简体   繁体   English

更改 scrapy.getall() 分隔符的简单方法

[英]Simple way to change scrapy .getall() delimiter

I'm running a basic scrapy crawler and I can't seem to find any documentation within scrapy that allows me to change the delimiter of a .getall() .我正在运行一个基本的 scrapy 爬虫,我似乎无法在 scrapy 中找到任何允许我更改.getall()分隔符的文档。 The default appears to be comma separated, but I'm assuming this might cause some errors in data importing elsewhere.默认值似乎是逗号分隔的,但我假设这可能会导致在其他地方导入数据时出现一些错误。

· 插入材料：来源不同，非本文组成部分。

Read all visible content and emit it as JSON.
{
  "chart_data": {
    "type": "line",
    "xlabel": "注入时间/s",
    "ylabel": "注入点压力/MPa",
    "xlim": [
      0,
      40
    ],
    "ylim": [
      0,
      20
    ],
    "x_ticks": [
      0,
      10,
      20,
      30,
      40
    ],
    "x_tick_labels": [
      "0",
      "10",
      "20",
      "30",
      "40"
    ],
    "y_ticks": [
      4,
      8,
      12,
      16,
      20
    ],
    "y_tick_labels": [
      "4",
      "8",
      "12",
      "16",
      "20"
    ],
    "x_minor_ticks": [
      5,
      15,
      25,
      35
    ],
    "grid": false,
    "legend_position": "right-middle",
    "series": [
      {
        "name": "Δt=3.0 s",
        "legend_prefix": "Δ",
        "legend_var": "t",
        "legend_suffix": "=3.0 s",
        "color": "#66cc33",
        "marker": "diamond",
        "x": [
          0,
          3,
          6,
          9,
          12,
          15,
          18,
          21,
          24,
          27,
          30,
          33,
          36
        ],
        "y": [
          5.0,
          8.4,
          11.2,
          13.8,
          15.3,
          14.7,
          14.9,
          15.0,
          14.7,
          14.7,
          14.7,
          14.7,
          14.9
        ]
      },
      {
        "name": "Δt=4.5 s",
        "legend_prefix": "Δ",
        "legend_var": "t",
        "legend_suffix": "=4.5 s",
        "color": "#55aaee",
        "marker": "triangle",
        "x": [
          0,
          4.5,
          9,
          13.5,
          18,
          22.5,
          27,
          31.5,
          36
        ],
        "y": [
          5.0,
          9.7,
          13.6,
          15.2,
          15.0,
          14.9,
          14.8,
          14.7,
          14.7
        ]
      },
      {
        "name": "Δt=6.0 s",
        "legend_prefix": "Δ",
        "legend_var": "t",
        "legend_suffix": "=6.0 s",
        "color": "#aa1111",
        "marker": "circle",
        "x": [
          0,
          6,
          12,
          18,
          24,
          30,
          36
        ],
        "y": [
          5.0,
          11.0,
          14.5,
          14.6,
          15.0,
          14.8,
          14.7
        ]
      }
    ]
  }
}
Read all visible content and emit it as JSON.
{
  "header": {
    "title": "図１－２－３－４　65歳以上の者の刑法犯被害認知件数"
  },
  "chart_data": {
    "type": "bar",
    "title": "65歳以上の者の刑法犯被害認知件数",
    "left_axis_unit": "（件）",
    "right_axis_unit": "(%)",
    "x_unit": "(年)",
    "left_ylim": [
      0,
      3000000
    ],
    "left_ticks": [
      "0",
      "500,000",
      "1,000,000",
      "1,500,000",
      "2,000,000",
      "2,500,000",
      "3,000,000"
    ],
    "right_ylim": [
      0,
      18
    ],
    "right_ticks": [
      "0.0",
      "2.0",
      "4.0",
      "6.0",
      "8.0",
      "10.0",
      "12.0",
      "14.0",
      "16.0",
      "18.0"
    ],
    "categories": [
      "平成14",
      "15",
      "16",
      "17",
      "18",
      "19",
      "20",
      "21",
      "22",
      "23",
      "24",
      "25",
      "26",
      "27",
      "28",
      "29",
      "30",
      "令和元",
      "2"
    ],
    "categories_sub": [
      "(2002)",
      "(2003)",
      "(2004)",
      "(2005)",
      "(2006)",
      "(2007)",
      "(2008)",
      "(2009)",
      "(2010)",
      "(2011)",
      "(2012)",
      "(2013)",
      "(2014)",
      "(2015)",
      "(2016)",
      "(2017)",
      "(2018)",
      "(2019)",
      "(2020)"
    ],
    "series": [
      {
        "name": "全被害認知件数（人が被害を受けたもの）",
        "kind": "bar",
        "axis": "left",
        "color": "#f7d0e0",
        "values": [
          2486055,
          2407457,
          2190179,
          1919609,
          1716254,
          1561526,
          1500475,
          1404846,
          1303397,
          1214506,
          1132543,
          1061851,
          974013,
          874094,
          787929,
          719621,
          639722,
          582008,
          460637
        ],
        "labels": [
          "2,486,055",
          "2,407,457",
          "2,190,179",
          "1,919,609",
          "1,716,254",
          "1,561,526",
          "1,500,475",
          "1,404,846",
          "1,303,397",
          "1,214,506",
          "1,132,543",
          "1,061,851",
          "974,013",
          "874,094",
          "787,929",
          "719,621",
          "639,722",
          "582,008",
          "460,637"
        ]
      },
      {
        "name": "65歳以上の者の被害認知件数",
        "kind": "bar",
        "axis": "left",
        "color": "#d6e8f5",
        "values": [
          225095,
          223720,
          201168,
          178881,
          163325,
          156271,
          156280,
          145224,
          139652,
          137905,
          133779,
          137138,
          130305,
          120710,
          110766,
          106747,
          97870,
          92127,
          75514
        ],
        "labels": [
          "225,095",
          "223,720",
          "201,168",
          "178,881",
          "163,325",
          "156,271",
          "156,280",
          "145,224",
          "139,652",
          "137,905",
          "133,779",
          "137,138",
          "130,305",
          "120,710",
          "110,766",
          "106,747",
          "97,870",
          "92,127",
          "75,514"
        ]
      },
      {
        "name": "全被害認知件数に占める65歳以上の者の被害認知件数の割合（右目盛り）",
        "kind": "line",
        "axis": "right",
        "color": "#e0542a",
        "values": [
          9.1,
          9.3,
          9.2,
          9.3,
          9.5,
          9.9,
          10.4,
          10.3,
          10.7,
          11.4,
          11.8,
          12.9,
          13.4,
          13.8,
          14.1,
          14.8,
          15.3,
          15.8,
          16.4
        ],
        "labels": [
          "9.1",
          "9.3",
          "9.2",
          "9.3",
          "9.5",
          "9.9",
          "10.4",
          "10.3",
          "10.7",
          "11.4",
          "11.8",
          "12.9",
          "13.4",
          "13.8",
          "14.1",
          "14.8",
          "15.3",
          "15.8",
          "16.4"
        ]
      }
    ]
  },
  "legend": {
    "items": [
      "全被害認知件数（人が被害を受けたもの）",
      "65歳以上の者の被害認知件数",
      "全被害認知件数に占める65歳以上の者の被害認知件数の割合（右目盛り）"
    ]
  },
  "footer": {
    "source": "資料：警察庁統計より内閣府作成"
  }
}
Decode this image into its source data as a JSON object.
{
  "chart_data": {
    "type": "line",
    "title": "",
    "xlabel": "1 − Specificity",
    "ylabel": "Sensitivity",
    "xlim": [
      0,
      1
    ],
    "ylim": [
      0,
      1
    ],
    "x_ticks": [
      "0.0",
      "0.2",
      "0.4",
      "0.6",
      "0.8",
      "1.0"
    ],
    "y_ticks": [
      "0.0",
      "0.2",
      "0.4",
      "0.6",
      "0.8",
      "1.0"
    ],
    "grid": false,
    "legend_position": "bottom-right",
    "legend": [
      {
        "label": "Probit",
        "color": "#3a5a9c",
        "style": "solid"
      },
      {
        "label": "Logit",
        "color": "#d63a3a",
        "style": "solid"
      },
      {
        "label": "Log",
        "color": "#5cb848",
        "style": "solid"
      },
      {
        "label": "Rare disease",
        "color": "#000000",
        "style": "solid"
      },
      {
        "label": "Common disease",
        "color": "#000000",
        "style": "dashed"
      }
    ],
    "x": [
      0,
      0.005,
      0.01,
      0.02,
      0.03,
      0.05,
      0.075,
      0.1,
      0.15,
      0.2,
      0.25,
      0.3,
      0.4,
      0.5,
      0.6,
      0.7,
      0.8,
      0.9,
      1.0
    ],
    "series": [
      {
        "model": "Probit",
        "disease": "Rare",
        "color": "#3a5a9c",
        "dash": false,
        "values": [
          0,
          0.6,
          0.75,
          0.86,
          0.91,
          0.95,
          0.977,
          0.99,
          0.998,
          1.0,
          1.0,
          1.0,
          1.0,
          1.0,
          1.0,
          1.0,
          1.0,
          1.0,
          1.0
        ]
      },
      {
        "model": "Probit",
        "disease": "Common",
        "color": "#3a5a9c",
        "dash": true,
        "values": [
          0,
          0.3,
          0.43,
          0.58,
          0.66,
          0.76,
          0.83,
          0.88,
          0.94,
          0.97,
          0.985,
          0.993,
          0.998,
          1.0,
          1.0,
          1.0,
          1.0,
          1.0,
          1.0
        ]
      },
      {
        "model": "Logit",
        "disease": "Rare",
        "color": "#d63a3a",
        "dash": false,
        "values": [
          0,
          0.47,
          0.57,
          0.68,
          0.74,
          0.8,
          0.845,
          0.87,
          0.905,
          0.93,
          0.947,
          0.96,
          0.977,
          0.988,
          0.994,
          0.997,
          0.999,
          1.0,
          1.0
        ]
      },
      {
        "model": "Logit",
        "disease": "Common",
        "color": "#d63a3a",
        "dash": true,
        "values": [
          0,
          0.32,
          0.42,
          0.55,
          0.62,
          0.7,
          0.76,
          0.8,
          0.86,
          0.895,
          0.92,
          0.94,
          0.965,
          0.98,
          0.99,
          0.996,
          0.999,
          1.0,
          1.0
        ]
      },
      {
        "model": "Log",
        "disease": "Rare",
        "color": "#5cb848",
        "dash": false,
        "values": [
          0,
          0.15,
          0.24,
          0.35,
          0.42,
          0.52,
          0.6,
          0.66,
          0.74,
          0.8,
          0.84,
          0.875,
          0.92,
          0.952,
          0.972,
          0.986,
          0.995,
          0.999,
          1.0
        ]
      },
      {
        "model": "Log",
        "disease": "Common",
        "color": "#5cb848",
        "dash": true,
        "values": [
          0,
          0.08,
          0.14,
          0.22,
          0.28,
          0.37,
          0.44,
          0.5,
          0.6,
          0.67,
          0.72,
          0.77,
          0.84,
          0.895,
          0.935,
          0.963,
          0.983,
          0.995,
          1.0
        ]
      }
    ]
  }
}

Ideally, I want the exported csv to be comma separated, but the getall() data is pipe or semi-colon separated.理想情况下,我希望导出的 csv 以逗号分隔,但 getall() 数据是 pipe 或分号分隔。 I would prefer to fix this efficiently within the scrapy script.我更愿意在 scrapy 脚本中有效地解决这个问题。 For example, say the bit containing the.getall() is例如,假设包含 the.getall() 的位是

def entry_parse(self, response):
    for entry in response.xpath("//tbody[@class='entry-grid-body infinite']//td[@class]"):
        yield {'entry_labels': entry.xpath(".//div[@class='entry-labels']/span/text()").getall()}

Ideally, it would be nice to be able pass such an argument into getall() or something similar, but I can't seem to find any documentation allowing that.理想情况下,能够将这样的参数传递给 getall() 或类似的东西会很好,但我似乎找不到任何允许这样做的文档。 Any ideas would be helpful.任何想法都会有所帮助。 Thanks.谢谢。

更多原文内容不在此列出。